U.S. environmental regulators plans to change diesel emissions tests following Volkswagen AG’s admission to fitting as many as 11 million cars worldwide with software to scam pollution testing, the Associated Press reports.
The agency may add testing on the roadways after VW rigged vehicles with technology to let them pass lab tests but emit up to 40 times pollution limits on highways, the AP said, quoting Chris Grundler, director of EPA’s office of transportation and air quality.
Grundler in an e-mail Friday referred questions about the tests to an EPA media call at 10 a.m. regarding the agency’s Volkswagen announcement. He is scheduled to be on the call.
He told the AP that the agency does have on-road testing ability but it’s only been used to check carmaker gas mileage estimates and diesel trucks. -- two situations in which they had uncovered emissions cheating in the past.
The U.S. Justice Department is conducting a criminal investigation of Volkswagen and the company said it’s cooperating with regulators. The admission has marred the reputation of the world’s largest automaker and sent its shares to the lowest levels in years. Volkswagen’s board is expected to name a successor Friday to former Chief Executive Officer Martin Winterkorn to, who resigned this week.
The scandal now engulfing VW, which has admitted to outfitting cars with software designed to give false readings on emission tests, is unique both for its size and digital complexity. But it’s not the first emissions-cheating case, even for the Wolfsburg, Germany-based company.

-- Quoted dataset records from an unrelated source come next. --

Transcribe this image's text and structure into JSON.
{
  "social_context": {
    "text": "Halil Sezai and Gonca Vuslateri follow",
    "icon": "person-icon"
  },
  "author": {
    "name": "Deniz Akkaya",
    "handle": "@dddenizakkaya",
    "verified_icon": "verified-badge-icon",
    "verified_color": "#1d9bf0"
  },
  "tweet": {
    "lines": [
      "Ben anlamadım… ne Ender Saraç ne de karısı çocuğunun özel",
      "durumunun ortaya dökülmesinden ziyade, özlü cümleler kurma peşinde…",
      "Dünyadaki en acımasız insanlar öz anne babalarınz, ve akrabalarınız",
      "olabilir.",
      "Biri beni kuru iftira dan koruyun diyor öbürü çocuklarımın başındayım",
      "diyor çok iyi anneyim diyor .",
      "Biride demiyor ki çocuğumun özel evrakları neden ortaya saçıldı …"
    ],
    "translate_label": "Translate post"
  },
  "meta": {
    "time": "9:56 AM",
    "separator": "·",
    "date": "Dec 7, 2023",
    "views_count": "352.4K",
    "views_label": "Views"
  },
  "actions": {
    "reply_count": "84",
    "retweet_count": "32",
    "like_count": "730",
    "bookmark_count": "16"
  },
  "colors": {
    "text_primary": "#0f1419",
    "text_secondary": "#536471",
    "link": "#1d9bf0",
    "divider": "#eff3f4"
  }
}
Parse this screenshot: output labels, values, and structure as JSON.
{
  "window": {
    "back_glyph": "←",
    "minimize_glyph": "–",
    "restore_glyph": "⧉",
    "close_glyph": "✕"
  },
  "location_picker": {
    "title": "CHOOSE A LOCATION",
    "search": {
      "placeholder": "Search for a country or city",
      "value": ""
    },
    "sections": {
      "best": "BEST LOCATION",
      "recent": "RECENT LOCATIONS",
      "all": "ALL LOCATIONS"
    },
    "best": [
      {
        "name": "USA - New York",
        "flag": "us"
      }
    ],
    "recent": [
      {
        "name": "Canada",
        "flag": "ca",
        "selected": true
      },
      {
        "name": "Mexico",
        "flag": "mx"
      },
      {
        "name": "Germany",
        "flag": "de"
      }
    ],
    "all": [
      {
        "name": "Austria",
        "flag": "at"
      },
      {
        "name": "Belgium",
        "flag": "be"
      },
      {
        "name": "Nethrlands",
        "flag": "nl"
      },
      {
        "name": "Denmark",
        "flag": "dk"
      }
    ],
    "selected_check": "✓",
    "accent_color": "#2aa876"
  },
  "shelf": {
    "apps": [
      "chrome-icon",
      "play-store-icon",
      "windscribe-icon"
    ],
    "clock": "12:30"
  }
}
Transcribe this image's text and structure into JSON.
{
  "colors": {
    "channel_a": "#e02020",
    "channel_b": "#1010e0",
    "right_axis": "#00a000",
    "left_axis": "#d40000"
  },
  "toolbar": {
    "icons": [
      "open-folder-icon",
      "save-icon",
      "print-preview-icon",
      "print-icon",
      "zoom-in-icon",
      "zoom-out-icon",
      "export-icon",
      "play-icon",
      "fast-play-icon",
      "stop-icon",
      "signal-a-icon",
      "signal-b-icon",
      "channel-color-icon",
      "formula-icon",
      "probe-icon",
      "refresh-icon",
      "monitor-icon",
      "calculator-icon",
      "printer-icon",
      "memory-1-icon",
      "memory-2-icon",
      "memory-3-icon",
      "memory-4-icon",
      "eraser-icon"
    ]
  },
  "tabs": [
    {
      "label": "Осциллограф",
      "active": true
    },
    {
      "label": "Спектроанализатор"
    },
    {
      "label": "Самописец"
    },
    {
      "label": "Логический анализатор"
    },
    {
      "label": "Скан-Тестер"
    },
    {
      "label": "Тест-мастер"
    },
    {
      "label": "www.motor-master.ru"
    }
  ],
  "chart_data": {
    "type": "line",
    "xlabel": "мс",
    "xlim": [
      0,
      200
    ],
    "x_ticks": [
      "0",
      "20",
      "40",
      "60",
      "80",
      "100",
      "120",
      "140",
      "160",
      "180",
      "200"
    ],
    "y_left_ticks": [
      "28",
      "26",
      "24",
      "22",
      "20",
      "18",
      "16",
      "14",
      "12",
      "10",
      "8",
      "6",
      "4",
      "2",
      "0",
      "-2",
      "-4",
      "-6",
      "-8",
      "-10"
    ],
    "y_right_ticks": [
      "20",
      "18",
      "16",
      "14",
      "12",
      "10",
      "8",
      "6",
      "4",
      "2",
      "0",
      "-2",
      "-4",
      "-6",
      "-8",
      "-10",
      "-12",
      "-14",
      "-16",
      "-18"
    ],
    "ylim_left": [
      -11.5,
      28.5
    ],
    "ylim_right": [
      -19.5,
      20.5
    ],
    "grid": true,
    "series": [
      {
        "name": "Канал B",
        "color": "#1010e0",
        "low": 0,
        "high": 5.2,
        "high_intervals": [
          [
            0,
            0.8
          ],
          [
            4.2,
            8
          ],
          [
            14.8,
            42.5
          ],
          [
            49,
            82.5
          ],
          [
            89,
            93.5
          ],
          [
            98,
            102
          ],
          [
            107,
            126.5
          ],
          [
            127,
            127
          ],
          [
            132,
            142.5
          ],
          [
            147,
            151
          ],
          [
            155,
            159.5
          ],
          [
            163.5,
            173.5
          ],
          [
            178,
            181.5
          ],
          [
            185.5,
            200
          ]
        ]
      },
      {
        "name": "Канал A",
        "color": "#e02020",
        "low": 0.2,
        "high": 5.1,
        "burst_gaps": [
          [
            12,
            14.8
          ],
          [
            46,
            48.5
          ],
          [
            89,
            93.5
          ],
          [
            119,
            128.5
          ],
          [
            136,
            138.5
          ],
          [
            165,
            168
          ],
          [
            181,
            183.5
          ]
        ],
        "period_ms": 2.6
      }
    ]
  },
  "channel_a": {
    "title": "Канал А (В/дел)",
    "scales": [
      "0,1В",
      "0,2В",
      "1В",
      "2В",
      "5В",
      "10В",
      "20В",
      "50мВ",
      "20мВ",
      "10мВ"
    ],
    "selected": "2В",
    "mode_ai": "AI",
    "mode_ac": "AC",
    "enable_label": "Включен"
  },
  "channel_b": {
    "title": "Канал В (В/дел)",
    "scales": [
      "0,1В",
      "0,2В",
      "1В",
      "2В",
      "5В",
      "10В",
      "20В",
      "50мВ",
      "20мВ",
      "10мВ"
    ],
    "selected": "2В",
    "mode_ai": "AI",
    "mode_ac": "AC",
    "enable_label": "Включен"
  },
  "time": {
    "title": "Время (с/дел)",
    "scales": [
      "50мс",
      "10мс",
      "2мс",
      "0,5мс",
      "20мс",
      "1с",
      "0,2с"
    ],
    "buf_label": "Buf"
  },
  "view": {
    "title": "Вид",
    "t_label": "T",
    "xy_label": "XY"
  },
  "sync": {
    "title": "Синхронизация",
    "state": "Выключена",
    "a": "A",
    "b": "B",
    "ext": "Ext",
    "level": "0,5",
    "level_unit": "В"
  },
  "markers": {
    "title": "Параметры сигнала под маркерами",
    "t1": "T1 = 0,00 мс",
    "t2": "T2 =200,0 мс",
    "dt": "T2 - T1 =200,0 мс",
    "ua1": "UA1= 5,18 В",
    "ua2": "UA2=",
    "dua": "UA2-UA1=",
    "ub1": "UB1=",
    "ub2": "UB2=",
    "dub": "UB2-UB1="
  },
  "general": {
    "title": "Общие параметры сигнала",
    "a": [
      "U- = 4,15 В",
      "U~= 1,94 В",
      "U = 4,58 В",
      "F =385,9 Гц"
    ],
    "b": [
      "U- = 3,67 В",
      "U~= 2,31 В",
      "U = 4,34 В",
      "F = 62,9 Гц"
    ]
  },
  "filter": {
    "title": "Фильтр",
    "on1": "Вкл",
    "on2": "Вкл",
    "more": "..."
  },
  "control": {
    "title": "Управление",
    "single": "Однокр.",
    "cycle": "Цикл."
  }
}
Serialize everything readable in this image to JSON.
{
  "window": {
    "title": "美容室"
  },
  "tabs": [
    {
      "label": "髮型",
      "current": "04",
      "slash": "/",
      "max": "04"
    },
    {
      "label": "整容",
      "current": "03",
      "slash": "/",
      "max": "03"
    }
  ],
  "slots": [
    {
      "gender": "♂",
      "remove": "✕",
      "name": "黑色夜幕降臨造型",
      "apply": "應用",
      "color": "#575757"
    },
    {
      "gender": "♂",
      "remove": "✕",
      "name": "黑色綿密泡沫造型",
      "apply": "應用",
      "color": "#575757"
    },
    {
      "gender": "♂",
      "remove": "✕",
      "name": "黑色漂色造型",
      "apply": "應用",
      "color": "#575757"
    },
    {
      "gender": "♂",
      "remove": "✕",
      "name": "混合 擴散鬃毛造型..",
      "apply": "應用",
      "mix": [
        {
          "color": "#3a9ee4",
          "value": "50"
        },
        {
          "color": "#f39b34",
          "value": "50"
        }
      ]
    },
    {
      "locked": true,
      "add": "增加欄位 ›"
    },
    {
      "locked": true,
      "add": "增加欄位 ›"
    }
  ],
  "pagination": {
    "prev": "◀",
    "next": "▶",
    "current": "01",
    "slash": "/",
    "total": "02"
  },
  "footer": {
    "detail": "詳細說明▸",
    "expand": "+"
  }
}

On July 23, 1973, the U.S. Environmental Protection Agency accused the automaker of installing defeat devices in cars it wanted to sell in the 1974 model year. VW then admitted it had sold 1973 model year cars with the devices, which consisted of temperature-sensing switches that cut out pollution controls at low temperatures.
General Motors Co. agreed in 1995 to pay $45 million after being accused of circumventing pollution controls on 470,000 Cadillac luxury sedans. The cars’ 4.9-liter V-8 engines were tuned to turn off pollution controls when the air conditioning ran, the EPA said at the time.
The current VW case resembles a 1998 case involving seven manufacturers of heavy-duty truck engines: Caterpillar Inc., Cummins Inc., Detroit Diesel Corp., Mack Trucks Inc., Navistar International Transportation Corp., Renault Vehicules Industriels, S.A. and Volvo Truck Corp.
The companies agreed to spend more than $1 billion, including $83.4 million in penalties, to settle the case -- the biggest civil fine to that point for violating an environmental law.